Willis replies to Nolene:
“You still don’t get it. Yes, the cuts will save “hundreds of billions of dollars” over the next decade. If you save $40 billion a year for ten years you get hundreds of billions in savings.
“But if the existing budget deficit continues over the next decade, it will add, not hundreds of billions, but tens of thousands of billions to the debt.
“It’s just crumbs on the pie, Noelene, whether you look at one year or ten years. The problem is the huge overspending.”

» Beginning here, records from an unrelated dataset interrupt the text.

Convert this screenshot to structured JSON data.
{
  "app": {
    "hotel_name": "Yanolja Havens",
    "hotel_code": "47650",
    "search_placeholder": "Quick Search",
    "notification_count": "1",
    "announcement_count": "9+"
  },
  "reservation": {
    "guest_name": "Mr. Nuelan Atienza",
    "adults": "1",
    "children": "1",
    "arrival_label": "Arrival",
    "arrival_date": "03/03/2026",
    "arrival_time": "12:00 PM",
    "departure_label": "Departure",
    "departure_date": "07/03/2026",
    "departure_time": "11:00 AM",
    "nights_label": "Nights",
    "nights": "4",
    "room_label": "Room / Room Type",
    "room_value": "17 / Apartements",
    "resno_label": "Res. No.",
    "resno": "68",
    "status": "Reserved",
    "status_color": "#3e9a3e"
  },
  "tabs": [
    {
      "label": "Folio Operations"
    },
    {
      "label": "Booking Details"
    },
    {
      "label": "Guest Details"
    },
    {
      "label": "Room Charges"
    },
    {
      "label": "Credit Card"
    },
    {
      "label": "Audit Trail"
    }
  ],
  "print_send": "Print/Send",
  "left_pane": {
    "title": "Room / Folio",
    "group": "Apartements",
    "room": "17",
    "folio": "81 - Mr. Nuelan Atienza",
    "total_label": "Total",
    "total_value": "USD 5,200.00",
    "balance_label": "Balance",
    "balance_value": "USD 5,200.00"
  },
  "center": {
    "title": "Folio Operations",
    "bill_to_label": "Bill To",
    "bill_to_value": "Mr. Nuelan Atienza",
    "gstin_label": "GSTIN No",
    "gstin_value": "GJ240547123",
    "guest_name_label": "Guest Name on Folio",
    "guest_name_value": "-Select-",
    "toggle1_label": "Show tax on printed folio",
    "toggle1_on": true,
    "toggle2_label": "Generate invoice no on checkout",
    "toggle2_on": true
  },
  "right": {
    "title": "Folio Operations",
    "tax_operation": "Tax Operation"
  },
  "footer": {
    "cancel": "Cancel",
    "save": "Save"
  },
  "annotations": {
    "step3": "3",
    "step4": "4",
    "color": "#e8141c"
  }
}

All the hoopla over the paltry $38 billion cut from the bloated Obama budget was about a mere drop in the bucket. We need to cut $trillions, not $billions.
Obama/Pelosi/Reid have tripled the budget deficit. By simply rescinding that spending increase, the country would be in pretty good shape compared to the rest of the world. The ramrodding through of such enormous spending, without allowing Representatives to read and debate the thousands of pages of the bill was nothing short of gangsterism.

April 11, 2011 8:01 am

How about we cut everything not explicitly authorized by the Constitution?
The Constitution – remember? That document some guys wrote ages ago to lay out the powers and obligations of the Federal Government?
We’ve gotten so far off I don’t think anybody has any idea what Constitutional Government actually looks like anymore.
And btw, ‘blame bush’ was old years ago, and it’s quite pathetic at this point. The problems go back farther than him.

DesertYote
April 11, 2011 9:14 am

L
April 8, 2011 at 11:36 pm
Mr. Walton, what do you mean “Democrats” and “progressives”? Last time I looked they were both Marx’ kids- and I don’t mean Groucho’s.
###
A Marxist by any other name will still smell just as vile.
And the demoncratic party is not the only one with progressives. The GOP has its share.
Imperialist == Fascist == Marxist == Gaiast == socialist != Freedom

DesertYote
April 11, 2011 9:17 am

#
Kozlowski says:
April 11, 2011 at 12:26 am
If memory serves me, all of our federal expenditures were met with one tax and only one tax until the presidency of Andrew Jackson. That was a US Customs tariff. Even the war against the barbary pirates (our first war after independence) was fought on a shoe string.
###
Do you know why the Democratic part was created?

Marion
April 12, 2011 1:45 am

Re: #Smokey says:
April 11, 2011 at 5:19 am
“The ramrodding through of such enormous spending, without allowing Representatives to read and debate the thousands of pages of the bill was nothing short of gangsterism”.
And these are exactly the sort of tactics deployed in the EU particularly where the Lisbon Treaty was concerned. Bureaucrats pulling the political strings.